Consequently, I am the first to retreat if things get too deep. I am essentially afraid of commitment. Commitment to someone who may ultimately render my life utterly devoid of all pleasure and who will rob me of my self-confidence and surreptitiously leave its equivalent weight in neurosis in its place. I cannot give myself precisely because I know I will be sincere, but fear the other will not. Paradoxically, my compulsive honesty leads me to hide myself away. I have a need to escape before the tendrils of love insidiously and irrevocably wind and entwine themselves ten times around my heart then ten times more like thorny vines strangling it, leaving all its dusky petals to fade and turn to dust.
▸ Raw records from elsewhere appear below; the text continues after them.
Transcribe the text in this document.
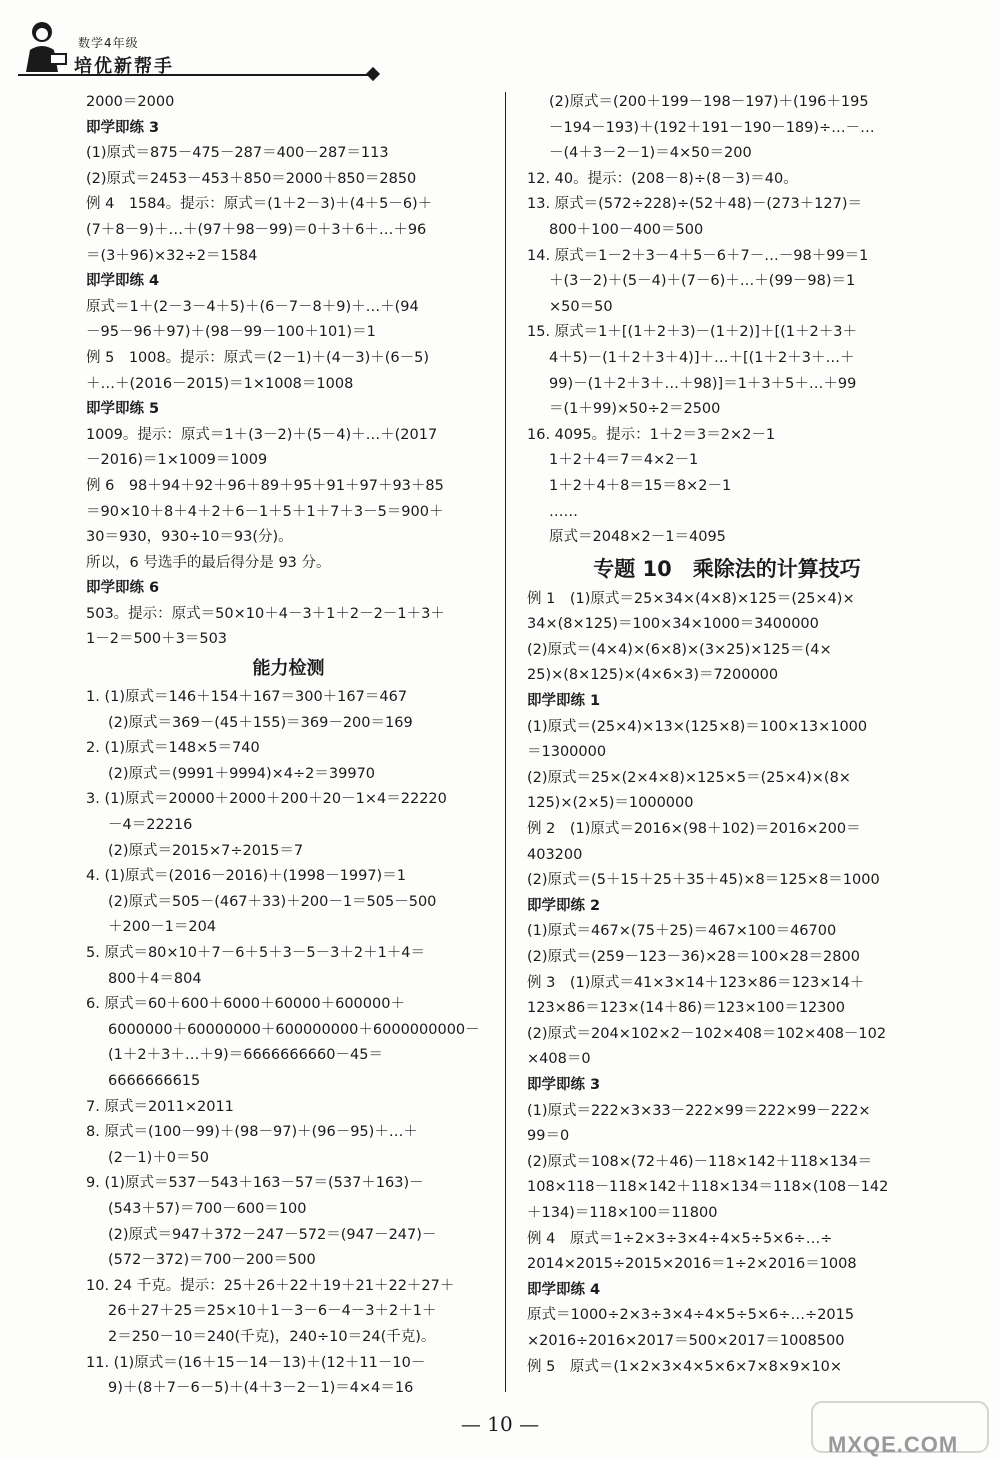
数学4年级
培优新帮手
2000＝2000
即学即练 3
(1)原式＝875－475－287＝400－287＝113
(2)原式＝2453－453＋850＝2000＋850＝2850
例 4　1584。提示：原式＝(1＋2－3)＋(4＋5－6)＋
(7＋8－9)＋…＋(97＋98－99)＝0＋3＋6＋…＋96
＝(3＋96)×32÷2＝1584
即学即练 4
原式＝1＋(2－3－4＋5)＋(6－7－8＋9)＋…＋(94
－95－96＋97)＋(98－99－100＋101)＝1
例 5　1008。提示：原式＝(2－1)＋(4－3)＋(6－5)
＋…＋(2016－2015)＝1×1008＝1008
即学即练 5
1009。提示：原式＝1＋(3－2)＋(5－4)＋…＋(2017
－2016)＝1×1009＝1009
例 6　98＋94＋92＋96＋89＋95＋91＋97＋93＋85
＝90×10＋8＋4＋2＋6－1＋5＋1＋7＋3－5＝900＋
30＝930，930÷10＝93(分)。
所以，6 号选手的最后得分是 93 分。
即学即练 6
503。提示：原式＝50×10＋4－3＋1＋2－2－1＋3＋
1－2＝500＋3＝503
能力检测
1. (1)原式＝146＋154＋167＝300＋167＝467
(2)原式＝369－(45＋155)＝369－200＝169
2. (1)原式＝148×5＝740
(2)原式＝(9991＋9994)×4÷2＝39970
3. (1)原式＝20000＋2000＋200＋20－1×4＝22220
－4＝22216
(2)原式＝2015×7÷2015＝7
4. (1)原式＝(2016－2016)＋(1998－1997)＝1
(2)原式＝505－(467＋33)＋200－1＝505－500
＋200－1＝204
5. 原式＝80×10＋7－6＋5＋3－5－3＋2＋1＋4＝
800＋4＝804
6. 原式＝60＋600＋6000＋60000＋600000＋
6000000＋60000000＋600000000＋6000000000－
(1＋2＋3＋…＋9)＝6666666660－45＝
6666666615
7. 原式＝2011×2011
8. 原式＝(100－99)＋(98－97)＋(96－95)＋…＋
(2－1)＋0＝50
9. (1)原式＝537－543＋163－57＝(537＋163)－
(543＋57)＝700－600＝100
(2)原式＝947＋372－247－572＝(947－247)－
(572－372)＝700－200＝500
10. 24 千克。提示：25＋26＋22＋19＋21＋22＋27＋
26＋27＋25＝25×10＋1－3－6－4－3＋2＋1＋
2＝250－10＝240(千克)，240÷10＝24(千克)。
11. (1)原式＝(16＋15－14－13)＋(12＋11－10－
9)＋(8＋7－6－5)＋(4＋3－2－1)＝4×4＝16
(2)原式＝(200＋199－198－197)＋(196＋195
－194－193)＋(192＋191－190－189)÷…－…
－(4＋3－2－1)＝4×50＝200
12. 40。提示：(208－8)÷(8－3)＝40。
13. 原式＝(572÷228)÷(52＋48)－(273＋127)＝
800＋100－400＝500
14. 原式＝1－2＋3－4＋5－6＋7－…－98＋99＝1
＋(3－2)＋(5－4)＋(7－6)＋…＋(99－98)＝1
×50＝50
15. 原式＝1＋[(1＋2＋3)－(1＋2)]＋[(1＋2＋3＋
4＋5)－(1＋2＋3＋4)]＋…＋[(1＋2＋3＋…＋
99)－(1＋2＋3＋…＋98)]＝1＋3＋5＋…＋99
＝(1＋99)×50÷2＝2500
16. 4095。提示：1＋2＝3＝2×2－1
1＋2＋4＝7＝4×2－1
1＋2＋4＋8＝15＝8×2－1
……
原式＝2048×2－1＝4095
专题 10　乘除法的计算技巧
例 1　(1)原式＝25×34×(4×8)×125＝(25×4)×
34×(8×125)＝100×34×1000＝3400000
(2)原式＝(4×4)×(6×8)×(3×25)×125＝(4×
25)×(8×125)×(4×6×3)＝7200000
即学即练 1
(1)原式＝(25×4)×13×(125×8)＝100×13×1000
＝1300000
(2)原式＝25×(2×4×8)×125×5＝(25×4)×(8×
125)×(2×5)＝1000000
例 2　(1)原式＝2016×(98＋102)＝2016×200＝
403200
(2)原式＝(5＋15＋25＋35＋45)×8＝125×8＝1000
即学即练 2
(1)原式＝467×(75＋25)＝467×100＝46700
(2)原式＝(259－123－36)×28＝100×28＝2800
例 3　(1)原式＝41×3×14＋123×86＝123×14＋
123×86＝123×(14＋86)＝123×100＝12300
(2)原式＝204×102×2－102×408＝102×408－102
×408＝0
即学即练 3
(1)原式＝222×3×33－222×99＝222×99－222×
99＝0
(2)原式＝108×(72＋46)－118×142＋118×134＝
108×118－118×142＋118×134＝118×(108－142
＋134)＝118×100＝11800
例 4　原式＝1÷2×3÷3×4÷4×5÷5×6÷…÷
2014×2015÷2015×2016＝1÷2×2016＝1008
即学即练 4
原式＝1000÷2×3÷3×4÷4×5÷5×6÷…÷2015
×2016÷2016×2017＝500×2017＝1008500
例 5　原式＝(1×2×3×4×5×6×7×8×9×10×
— 10 —
MXQE.COM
However, this elaborate yet hopelessly inadequate defence mechanism is intrinsically flawed. I feel so safe in my little shell, its smooth contours painted with the spirals of time as though with a fine sable brush. But how very deceptively fragile it is. So easily and irreparably shattered at the slightest clumsy and inadvertently misplaced step. I am happy to potter along until some great fucking bird descends upon me and mercilessly smashes the vessel of my heart into so many tiny splinters, to devour and consume my very essence of self. Ultimately destruction is inevitable whether I ask for it or not.
Leave me alone curled up under the green freshness of a dew-moistened leaf.
The rain doesn’t bother me.
The real tragedy of this post, is that the shell never hardens unless you come from under the leaf. What you think is your soft, fragile shell, is actually your innocent baby skin, unable to develop because you keep it so safe.
How do you expect to travel and touch the perfections of the world, without an adventurer's shell?
[insert smilie here, by the way]
If acceptance of pain wasn't such a massive part of existence, understanding and compassion I would completely agree with the contents of this post.
But experiencing all of *that* just makes life, in a metaphorical way, much more tangible.
And Illegible is a bit of an idiot ain't she?